A well–groomed man, who turned out to be an amateur electrician, had a long discussion about installing a three-way switch. Finally induced to try what seemed the right diagram, he returned in triumph and remarked, “Lots of fellows wouldn’t give the library credit, but would let on they worked it out for themselves.”
Some returning WWII soldiers checked out war books after their own experiences, some were reading on a certain country- one at least to understand England because he married an English girl out in Australia. Thanks to the post-war baby boom, books for expectant mothers were also in demand in 1945 — by the husbands.

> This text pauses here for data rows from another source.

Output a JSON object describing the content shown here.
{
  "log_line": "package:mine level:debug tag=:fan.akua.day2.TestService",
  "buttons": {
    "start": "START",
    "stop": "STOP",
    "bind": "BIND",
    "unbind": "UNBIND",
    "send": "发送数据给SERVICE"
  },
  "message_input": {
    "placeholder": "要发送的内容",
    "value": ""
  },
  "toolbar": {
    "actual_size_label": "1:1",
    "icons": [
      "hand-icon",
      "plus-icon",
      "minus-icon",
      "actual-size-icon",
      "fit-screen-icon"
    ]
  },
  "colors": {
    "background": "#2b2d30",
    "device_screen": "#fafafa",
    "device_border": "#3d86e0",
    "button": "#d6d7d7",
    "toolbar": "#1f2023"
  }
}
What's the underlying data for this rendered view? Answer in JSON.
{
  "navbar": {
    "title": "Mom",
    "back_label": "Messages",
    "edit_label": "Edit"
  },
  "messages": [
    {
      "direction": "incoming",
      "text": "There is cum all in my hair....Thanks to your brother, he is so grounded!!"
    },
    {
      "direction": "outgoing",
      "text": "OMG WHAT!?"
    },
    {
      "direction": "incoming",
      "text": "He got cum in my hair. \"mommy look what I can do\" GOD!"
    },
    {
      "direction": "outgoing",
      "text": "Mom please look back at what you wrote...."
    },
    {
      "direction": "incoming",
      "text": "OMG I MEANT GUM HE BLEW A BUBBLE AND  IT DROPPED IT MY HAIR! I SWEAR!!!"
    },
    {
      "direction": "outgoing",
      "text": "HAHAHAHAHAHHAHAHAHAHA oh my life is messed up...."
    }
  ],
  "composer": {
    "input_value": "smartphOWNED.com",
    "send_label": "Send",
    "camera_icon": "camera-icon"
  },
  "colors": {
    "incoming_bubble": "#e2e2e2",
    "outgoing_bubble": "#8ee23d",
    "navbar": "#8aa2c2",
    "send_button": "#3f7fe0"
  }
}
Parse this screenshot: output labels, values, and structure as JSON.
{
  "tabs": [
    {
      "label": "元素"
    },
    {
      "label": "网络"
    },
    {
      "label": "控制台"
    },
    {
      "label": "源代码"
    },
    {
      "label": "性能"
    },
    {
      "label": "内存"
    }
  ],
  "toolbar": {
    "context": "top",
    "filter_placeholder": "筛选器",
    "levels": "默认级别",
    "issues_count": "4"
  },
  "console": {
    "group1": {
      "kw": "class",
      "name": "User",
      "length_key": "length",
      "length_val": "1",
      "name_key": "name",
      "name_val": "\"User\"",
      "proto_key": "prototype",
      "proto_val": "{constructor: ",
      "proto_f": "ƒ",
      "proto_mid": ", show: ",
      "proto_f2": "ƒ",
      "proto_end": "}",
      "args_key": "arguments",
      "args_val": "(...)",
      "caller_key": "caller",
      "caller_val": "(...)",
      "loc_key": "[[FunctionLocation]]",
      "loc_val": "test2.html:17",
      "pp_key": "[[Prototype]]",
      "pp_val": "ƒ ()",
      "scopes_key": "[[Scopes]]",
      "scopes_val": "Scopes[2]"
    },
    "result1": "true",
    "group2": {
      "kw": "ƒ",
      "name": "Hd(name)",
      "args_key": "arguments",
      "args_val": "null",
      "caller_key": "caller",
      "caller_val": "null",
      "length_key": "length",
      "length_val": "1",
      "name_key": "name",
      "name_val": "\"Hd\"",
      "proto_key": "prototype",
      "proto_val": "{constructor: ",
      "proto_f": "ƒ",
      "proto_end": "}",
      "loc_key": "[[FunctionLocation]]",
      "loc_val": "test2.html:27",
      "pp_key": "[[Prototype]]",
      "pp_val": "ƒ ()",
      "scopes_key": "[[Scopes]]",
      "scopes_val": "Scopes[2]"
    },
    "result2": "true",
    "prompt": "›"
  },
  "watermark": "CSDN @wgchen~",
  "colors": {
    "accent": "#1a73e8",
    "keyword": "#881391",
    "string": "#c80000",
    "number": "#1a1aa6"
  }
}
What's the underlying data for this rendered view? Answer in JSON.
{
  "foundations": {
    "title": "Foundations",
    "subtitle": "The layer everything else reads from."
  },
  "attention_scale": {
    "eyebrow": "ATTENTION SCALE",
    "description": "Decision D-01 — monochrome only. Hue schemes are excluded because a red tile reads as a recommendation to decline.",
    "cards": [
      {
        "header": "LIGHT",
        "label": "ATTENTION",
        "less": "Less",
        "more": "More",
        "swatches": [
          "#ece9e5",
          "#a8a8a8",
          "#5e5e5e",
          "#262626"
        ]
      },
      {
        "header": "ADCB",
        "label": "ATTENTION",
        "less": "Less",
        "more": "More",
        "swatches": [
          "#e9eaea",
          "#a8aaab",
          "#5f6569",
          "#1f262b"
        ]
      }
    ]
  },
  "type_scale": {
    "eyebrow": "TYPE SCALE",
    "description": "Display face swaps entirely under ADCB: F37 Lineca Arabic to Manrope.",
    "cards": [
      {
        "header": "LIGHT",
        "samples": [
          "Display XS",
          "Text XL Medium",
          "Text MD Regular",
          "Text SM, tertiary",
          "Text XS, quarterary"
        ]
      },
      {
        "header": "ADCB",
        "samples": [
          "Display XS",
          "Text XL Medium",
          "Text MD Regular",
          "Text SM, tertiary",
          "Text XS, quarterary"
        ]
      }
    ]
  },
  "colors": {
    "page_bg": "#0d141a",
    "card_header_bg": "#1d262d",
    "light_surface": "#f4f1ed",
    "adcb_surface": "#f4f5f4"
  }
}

One man built a boat from plans he found in the library and planned to take his wife and baby daughter down the Ohio the first week off he got.
A prosperous tavern keeper consulted the library in 1942 about remodeling and expanding his premises; he also contacted the library on a regular basis to settle bar-room arguments. (This hasn’t changed. I regularly settle bar bets. On the phone and in person.)
Also in 1942, a young man made constant use of the Lithuanian dictionary to correspond with an older man in Lithuania with whom he had worked in the coal mines near Pittsburgh. The older friend offered to provide for him and give him property in Lithuania if he went to live with him. The younger friend, the library reported, was having a serious conflict with himself over sacrificing his American citizenship.
In 1910, J.E. Eichleay requested all possible material about the Leaning Tower of Pisa as he considered sending a bid to the Italian government for the repair of the tower.
A voice over the telephone wanted the meaning of “spridacor” which by intuition alone turns out to be “esprit de corps” to her complete satisfaction.
A 1943 tragedy of spoiled Victory Garden canned green beans was not averted by library books, but the danger of food poisoning was.
I have to admit, this quote from an early annual report made me laugh in recognition:
“…for some reason so many borrowers like to discuss their reading, current affairs, ideologies and isms, labor and management, stuffed shirts and debunking, in fact to unburden their souls as preliminary to all sort of requests, that the staff is constantly in a quandary between personal and impersonal service. However, the staff would not trade borrower’s comments and such personal contacts for any other part of its work.”
Or, as Head Librarian Elizabeth Knapp said in March 1909:
“If the building could be stretched and multiplied by one-half the public would be more comfortable but they have been most appreciative in their remarks about the library. The most frequent one that we hear is “You see, the South Side did need a library after all.”